Kendala kedua adalah beradaptasi dengan gaya hidup duniawi, yang pada akhirnya menggantikan Injil. Dunia kita sering kali berjalan dengan sangat cepat, yang mengagung-agungkan “segalanya dan saat ini”, yang tenggelam dalam aktivisme dan berusaha menghilangkan ketakutan dan kegelisahan hidup di kuil-kuil konsumerisme kafir atau hiburan dengan segala cara. Dalam konteks seperti ini, di mana keheningan disingkirkan dan hilang, menanti bukanlah hal yang mudah, karena memerlukan sikap pasif yang sehat, keberanian untuk memperlambat langkah, tidak kewalahan dengan aktivitas, memberikan ruang dalam diri kita untuk tindakan Allah. Ini adalah pelajaran mistisisme kristiani. Maka marilah kita berhati-hati agar roh dunia tidak masuk ke dalam komunitas rohani kita, kehidupan gerejawi dan perjalanan pribadi kita, jika tidak maka kita tidak akan menghasilkan buah. Kehidupan kristiani dan perutusan kerasulan memerlukan pengalaman penantian.

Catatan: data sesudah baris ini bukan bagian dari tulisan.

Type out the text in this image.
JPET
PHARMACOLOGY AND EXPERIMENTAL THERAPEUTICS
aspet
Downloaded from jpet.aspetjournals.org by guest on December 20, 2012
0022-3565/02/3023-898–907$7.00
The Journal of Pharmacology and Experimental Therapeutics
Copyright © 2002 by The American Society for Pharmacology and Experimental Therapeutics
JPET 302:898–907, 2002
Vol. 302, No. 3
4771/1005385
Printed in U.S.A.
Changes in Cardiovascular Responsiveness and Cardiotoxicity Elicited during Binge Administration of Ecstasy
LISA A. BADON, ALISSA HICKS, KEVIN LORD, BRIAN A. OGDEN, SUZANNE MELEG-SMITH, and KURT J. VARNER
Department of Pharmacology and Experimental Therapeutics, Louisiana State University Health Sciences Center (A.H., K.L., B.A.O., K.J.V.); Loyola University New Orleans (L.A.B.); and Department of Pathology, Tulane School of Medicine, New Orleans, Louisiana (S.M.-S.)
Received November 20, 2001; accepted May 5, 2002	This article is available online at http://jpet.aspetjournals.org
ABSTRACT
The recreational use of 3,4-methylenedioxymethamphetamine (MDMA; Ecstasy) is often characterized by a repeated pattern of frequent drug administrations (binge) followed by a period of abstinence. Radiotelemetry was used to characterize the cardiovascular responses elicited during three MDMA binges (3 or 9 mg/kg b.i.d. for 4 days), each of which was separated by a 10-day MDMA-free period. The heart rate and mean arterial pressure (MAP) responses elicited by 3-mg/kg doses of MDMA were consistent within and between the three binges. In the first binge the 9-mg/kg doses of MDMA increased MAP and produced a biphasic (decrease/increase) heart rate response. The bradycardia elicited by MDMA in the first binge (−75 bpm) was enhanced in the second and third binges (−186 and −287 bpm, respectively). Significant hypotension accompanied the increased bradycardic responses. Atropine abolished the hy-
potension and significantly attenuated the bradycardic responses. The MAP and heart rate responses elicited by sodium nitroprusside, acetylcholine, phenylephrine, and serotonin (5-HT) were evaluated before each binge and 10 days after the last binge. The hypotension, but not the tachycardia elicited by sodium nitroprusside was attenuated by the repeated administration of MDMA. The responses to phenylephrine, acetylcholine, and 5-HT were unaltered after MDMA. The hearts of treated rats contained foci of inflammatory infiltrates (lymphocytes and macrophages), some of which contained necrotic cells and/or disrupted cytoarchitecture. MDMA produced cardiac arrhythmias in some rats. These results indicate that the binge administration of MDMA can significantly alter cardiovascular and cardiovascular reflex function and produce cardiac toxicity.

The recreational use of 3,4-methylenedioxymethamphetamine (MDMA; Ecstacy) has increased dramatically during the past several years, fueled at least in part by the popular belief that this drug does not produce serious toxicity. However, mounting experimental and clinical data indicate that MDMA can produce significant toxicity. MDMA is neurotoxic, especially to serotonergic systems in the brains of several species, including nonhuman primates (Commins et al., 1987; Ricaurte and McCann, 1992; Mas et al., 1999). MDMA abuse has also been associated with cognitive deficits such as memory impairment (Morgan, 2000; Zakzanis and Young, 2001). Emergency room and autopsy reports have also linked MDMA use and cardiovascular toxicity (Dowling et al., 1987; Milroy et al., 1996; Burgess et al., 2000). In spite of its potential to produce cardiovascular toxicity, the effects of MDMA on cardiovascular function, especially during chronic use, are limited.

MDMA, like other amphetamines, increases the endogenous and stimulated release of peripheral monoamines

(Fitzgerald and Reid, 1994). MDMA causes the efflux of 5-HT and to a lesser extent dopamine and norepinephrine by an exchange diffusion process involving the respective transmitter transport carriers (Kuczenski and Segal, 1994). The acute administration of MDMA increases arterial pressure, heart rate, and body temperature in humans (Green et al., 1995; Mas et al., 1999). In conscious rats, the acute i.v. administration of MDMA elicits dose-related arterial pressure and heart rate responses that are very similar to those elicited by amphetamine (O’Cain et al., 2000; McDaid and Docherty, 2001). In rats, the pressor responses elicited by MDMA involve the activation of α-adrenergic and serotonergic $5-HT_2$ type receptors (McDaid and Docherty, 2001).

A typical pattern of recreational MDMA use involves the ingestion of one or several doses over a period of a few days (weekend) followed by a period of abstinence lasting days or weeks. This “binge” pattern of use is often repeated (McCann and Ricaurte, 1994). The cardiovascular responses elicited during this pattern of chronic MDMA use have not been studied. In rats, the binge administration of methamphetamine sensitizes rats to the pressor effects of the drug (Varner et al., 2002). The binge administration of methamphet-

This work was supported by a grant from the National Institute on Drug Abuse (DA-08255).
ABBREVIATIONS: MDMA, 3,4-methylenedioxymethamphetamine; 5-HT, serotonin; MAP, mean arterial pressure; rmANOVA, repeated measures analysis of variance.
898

Matang dalam doa dan kesetiaan sehari-hari, penantian membebaskan kita dari mitos efisiensi, dari obsesi terhadap kinerja dan, terutama, dari kepura-puraan yang menyingkirkan Allah, karena Ia selalu datang dengan cara yang tidak terduga, Ia selalu datang pada waktu yang tidak kita pilih dan dengan cara yang tidak kita duga.

 

Sebagaimana dinyatakan mistikus dan filsuf Prancis, Simone Weil, kita adalah mempelai perempuan yang menanti di malam hari kedatangan mempelai laki-laki, dan: “Peran calon istri adalah menanti…. Merindukan Allah dan meninggalkan segala sesuatu yang lain, hanya itu saja yang bisa menyelamatkan kita” (Menanti Allah, Milan 1991, 196). Saudari-saudari, dalam doa marilah kita membina semangat menantikan Tuhan dan belajar tentang “kepasifan Roh” secara tepat: dengan demikian, kita akan mampu membuka diri terhadap kebaruan Allah.

 

Seperti Simeon, marilah kita juga menggendong anak ini, Allah kebaruan dan kejutan. Dengan menyambut Tuhan, masa lalu terbuka terhadap masa depan, hal lama dalam diri kita terbuka terhadap hal baru yang dibangkitkan-Nya. Ini tidak mudah, kita tahu ini, karena dalam kehidupan beragama seperti dalam kehidupan setiap umat kristiani, sulit untuk melawan “kekuatan lama”. “Tidaklah mudah bagi manusia lama kita untuk menyambut sang anak, yang baru – menyambut yang baru, di masa tua kita menyambut yang baru – … Kebaruan Allah menampilkan dirinya sebagai seorang anak dan kita, dengan semua kebiasaan, ketakutan, perasaan was-was, iri hati kita, – marilah kita memikirkan iri hati! – khawatir, bertatap muka dengan anak ini. Akankah kita merangkul anak tersebut, menyambut anak tersebut, memberikan ruang bagi anak tersebut? Akankah kebaruan ini benar-benar masuk ke dalam kehidupan kita atau justru kita akan mencoba menggabungkan yang lama dan yang baru, berusaha membiarkan diri kita diganggu sesedikit mungkin oleh kehadiran kebaruan Allah?” (C.M. Martini, Sesuatu yang Sangat Pribadi. Meditasi Tentang Doa, Milan 2009, 32-33).

 

Saudara-saudari, pertanyaan-pertanyaan ini ditujukan untuk kita, untuk kita masing-masing, untuk komunitas kita, dan untuk Gereja. Biarlah kita gelisah, marilah kita digerakkan oleh Roh, seperti Simeon dan Hana. Jika, seperti mereka, kita hidup dalam pengharapan, menjaga kehidupan batin kita dan selaras dengan Injil, jika, seperti mereka, kita hidup dalam pengharapan, kita akan memeluk Yesus, yang merupakan terang dan pengharapan kehidupan.